Koalisyonlardan kaçınmayı savunan AK Parti’nin kendisini zorunlu koalisyonlara mahkûm etmesi ilk bakışta garip bir durum. Parlamenter sistemde AK Parti’nin yenilmesi daha uzun yıllar mümkün değildi ve seçim barajı makul orana inse bile, meclis çoğunluğu iktidara ait olabilirdi. Ancak demokratik niteliği zayıf bir cumhurbaşkanlığı modeli ile birlikte koalisyonlar kaçınılmaz hale geldi. Öyle ki bürokrasideki zayıflığını da dikkate alırsak, bundan böyle hiçbir AK Parti iktidarı gerçek anlamda ‘kendisi’ olamayacak...
***
Partinin bu noktaya kendi isteği ile gelmesi açıklanmaya muhtaç. Ancak cevabı herkes biliyor… Erdoğan kendi isteklerini olabildiğince hızlı şekilde hayata yansıtan bir iktidar düzenlemesi istedi ve partinin aklı bunu engellemeye yetmedi. Başkanlık sistemi Türkiye için daha iyi olabilirdi, ama denge ve denetleme unsurlarına riayet ettiği takdirde… O zaman da Erdoğan’ın kendi yetkisini birçok farklı kurul ve kurumla paylaşması gerekiyordu. Buna karşılık sistemi demokratik olmaktan uzaklaştırdığınızda, yani denge ve denetimin asgariye inmesini istediğinizde, en azından meclis çoğunluğunu garanti etmeniz gerekiyor. Bu da seçim öncesinde, henüz iktidar olmadan birileriyle koalisyon yapmanız anlamına geliyor…
Bu koalisyonun kimlerle olacağı açık… Son referandum sonuçları, 4 puanlık HDP’li Kürt oyunu dışarıda bıraktığımızda AK Parti artı MHP oyunun 47.5 civarında olduğunu söylüyor. Bu sonuç hem cumhurbaşkanlığı hem parlamento seçimleri açısından AK Parti’nin MHP desteğine muhtaç olduğuna işaret etmekte. Öte yandan İyi Parti’nin kurulması ile birlikte, MHP’nin referandumda kaybettiği oyların kurumsal anlamda konsolide olma ihtimali yüksek. Diğer deyişle MHP artık yüzde 5’lik bir parti…

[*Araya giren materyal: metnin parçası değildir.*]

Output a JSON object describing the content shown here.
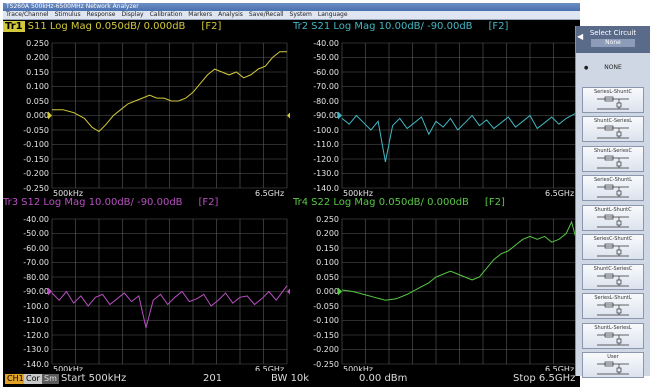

Böylece AK Parti ile MHP arasındaki koalisyonun önüne bir tercih çıkıyor: Ya baraj aşağı çekilerek MHP’nin meclise girmesi sağlanacak, ya da MHP kadrolarına AK Parti içinde yer açılarak birlikte seçime girilecek. Birinci şık meclisteki sandalye oranlarının parti oylarına yaklaşmasına neden olacağı için, söz konusu iki partinin çoğunluğu garantilemesini sağlayamayabilir. Dolayısıyla ikinci şık daha ‘sağlam’ gözüküyor…

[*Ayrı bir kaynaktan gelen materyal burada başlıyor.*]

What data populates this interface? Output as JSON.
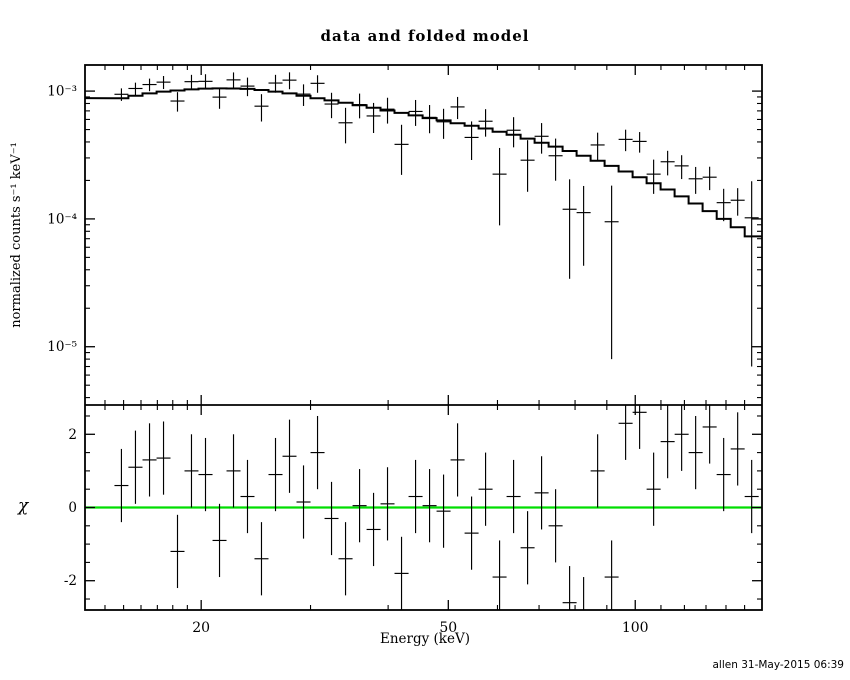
{
  "page": {
    "title": "data and folded model",
    "footer": "allen 31-May-2015 06:39"
  },
  "axes": {
    "xlabel": "Energy (keV)",
    "ylabel_top": "normalized counts s⁻¹ keV⁻¹",
    "ylabel_bottom": "χ"
  },
  "chart_data": [
    {
      "panel": "spectrum",
      "type": "scatter",
      "title": "data and folded model",
      "xlabel": "Energy (keV)",
      "ylabel": "normalized counts s⁻¹ keV⁻¹",
      "xscale": "log",
      "yscale": "log",
      "xlim": [
        13.0,
        160.0
      ],
      "ylim": [
        3.5e-06,
        0.0016
      ],
      "x_major_ticks": [
        20,
        50,
        100
      ],
      "x_major_labels": [
        "20",
        "50",
        "100"
      ],
      "x_minor_ticks": [
        14,
        15,
        16,
        17,
        18,
        19,
        30,
        40,
        60,
        70,
        80,
        90,
        110,
        120,
        130,
        140,
        150
      ],
      "y_major_ticks": [
        0.001,
        0.0001,
        1e-05
      ],
      "y_major_labels": [
        "10⁻³",
        "10⁻⁴",
        "10⁻⁵"
      ],
      "legend": "off",
      "grid": "off",
      "colors": {
        "data": "#000000",
        "model": "#000000"
      },
      "bin_edges_keV": [
        14.5,
        15.27,
        16.09,
        16.95,
        17.85,
        18.8,
        19.8,
        20.86,
        21.97,
        23.14,
        24.37,
        25.67,
        27.04,
        28.48,
        30.0,
        31.6,
        33.28,
        35.06,
        36.93,
        38.89,
        40.96,
        43.15,
        45.45,
        47.87,
        50.42,
        53.11,
        55.94,
        58.92,
        62.06,
        65.37,
        68.85,
        72.52,
        76.39,
        80.46,
        84.75,
        89.27,
        94.02,
        99.03,
        104.31,
        109.87,
        115.73,
        121.9,
        128.39,
        135.24,
        142.45,
        150.04,
        158.04
      ],
      "model": [
        0.00088,
        0.00092,
        0.00096,
        0.00099,
        0.00101,
        0.00103,
        0.001045,
        0.00105,
        0.001048,
        0.00104,
        0.00102,
        0.00099,
        0.00096,
        0.00092,
        0.00088,
        0.000845,
        0.00081,
        0.000775,
        0.00074,
        0.000705,
        0.000675,
        0.000645,
        0.000615,
        0.00059,
        0.00056,
        0.000535,
        0.00051,
        0.00048,
        0.000455,
        0.000425,
        0.000395,
        0.000368,
        0.00034,
        0.000312,
        0.000285,
        0.00026,
        0.000235,
        0.000212,
        0.00019,
        0.00017,
        0.00015,
        0.000132,
        0.000115,
        0.0001,
        8.6e-05,
        7.3e-05
      ],
      "data_y": [
        0.000944,
        0.001048,
        0.001125,
        0.001175,
        0.000836,
        0.001185,
        0.001192,
        0.000897,
        0.001224,
        0.001094,
        0.000762,
        0.001156,
        0.001218,
        0.000947,
        0.00115,
        0.000792,
        0.000565,
        0.000784,
        0.000639,
        0.000722,
        0.000383,
        0.000693,
        0.000623,
        0.000575,
        0.000752,
        0.000434,
        0.000581,
        0.000224,
        0.000494,
        0.000288,
        0.000443,
        0.000312,
        0.000119,
        0.000112,
        0.000379,
        9.5e-05,
        0.000419,
        0.000404,
        0.000224,
        0.00028,
        0.00026,
        0.000206,
        0.000212,
        0.000134,
        0.00014,
        0.000102
      ],
      "data_yerr": [
        0.000106,
        0.000116,
        0.000127,
        0.000137,
        0.000145,
        0.000155,
        0.000163,
        0.00017,
        0.000176,
        0.000181,
        0.000184,
        0.000184,
        0.000184,
        0.000182,
        0.00018,
        0.000178,
        0.000175,
        0.000172,
        0.000169,
        0.000165,
        0.000162,
        0.000159,
        0.000155,
        0.000152,
        0.000148,
        0.000145,
        0.000141,
        0.000135,
        0.000131,
        0.000125,
        0.000119,
        0.000113,
        8.5e-05,
        6.9e-05,
        9.4e-05,
        8.7e-05,
        8e-05,
        7.4e-05,
        6.7e-05,
        6.1e-05,
        5.5e-05,
        4.9e-05,
        4.4e-05,
        3.8e-05,
        3.4e-05,
        9.5e-05
      ]
    },
    {
      "panel": "residuals",
      "type": "scatter",
      "ylabel": "χ",
      "yscale": "linear",
      "ylim": [
        -2.8,
        2.8
      ],
      "y_major_ticks": [
        -2,
        0,
        2
      ],
      "y_major_labels": [
        "-2",
        "0",
        "2"
      ],
      "y_minor_ticks": [
        -2.5,
        -1.5,
        -1,
        -0.5,
        0.5,
        1,
        1.5,
        2.5
      ],
      "chi": [
        0.6,
        1.1,
        1.3,
        1.35,
        -1.2,
        1.0,
        0.9,
        -0.9,
        1.0,
        0.3,
        -1.4,
        0.9,
        1.4,
        0.15,
        1.5,
        -0.3,
        -1.4,
        0.05,
        -0.6,
        0.1,
        -1.8,
        0.3,
        0.05,
        -0.1,
        1.3,
        -0.7,
        0.5,
        -1.9,
        0.3,
        -1.1,
        0.4,
        -0.5,
        -2.6,
        -2.9,
        1.0,
        -1.9,
        2.3,
        2.6,
        0.5,
        1.8,
        2.0,
        1.5,
        2.2,
        0.9,
        1.6,
        0.3
      ],
      "chi_err": 1,
      "zero_line": {
        "y": 0,
        "color": "#00dd00"
      }
    }
  ]
}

Nitekim Bahçeli’nin AK Parti ile ‘birlikte mücadeleye’ hazır olduğunu beyan etmesinin ardından Erdoğan da “MHP ile her adımı atmaya varız” dedi. Bu teknik nedenlerle atılmış bir adımın ötesine geçen bir işbirliğinin, hatta organik bütünleşmenin işareti. Çünkü her iki parti de bu birlikteliğe mahkûm…
Söz konusu adımın iki önemli sonucu olacak ve siyasi resmi bütünüyle dönüştürerek yeni bir dönemin kapısını açacaktır. Birincisi AK Parti’nin siyasi reformist niteliği geri gelmeyecek şekilde terk edilebilir ve parti klasik devletçi merkez sağ çizgide karar kılabilir. İkincisi muhalefet de kendi içinde yakınlaşmak ve birlikte davranmak durumunda kalacaktır, çünkü aksi halde iktidar olma şansı bulamazlar.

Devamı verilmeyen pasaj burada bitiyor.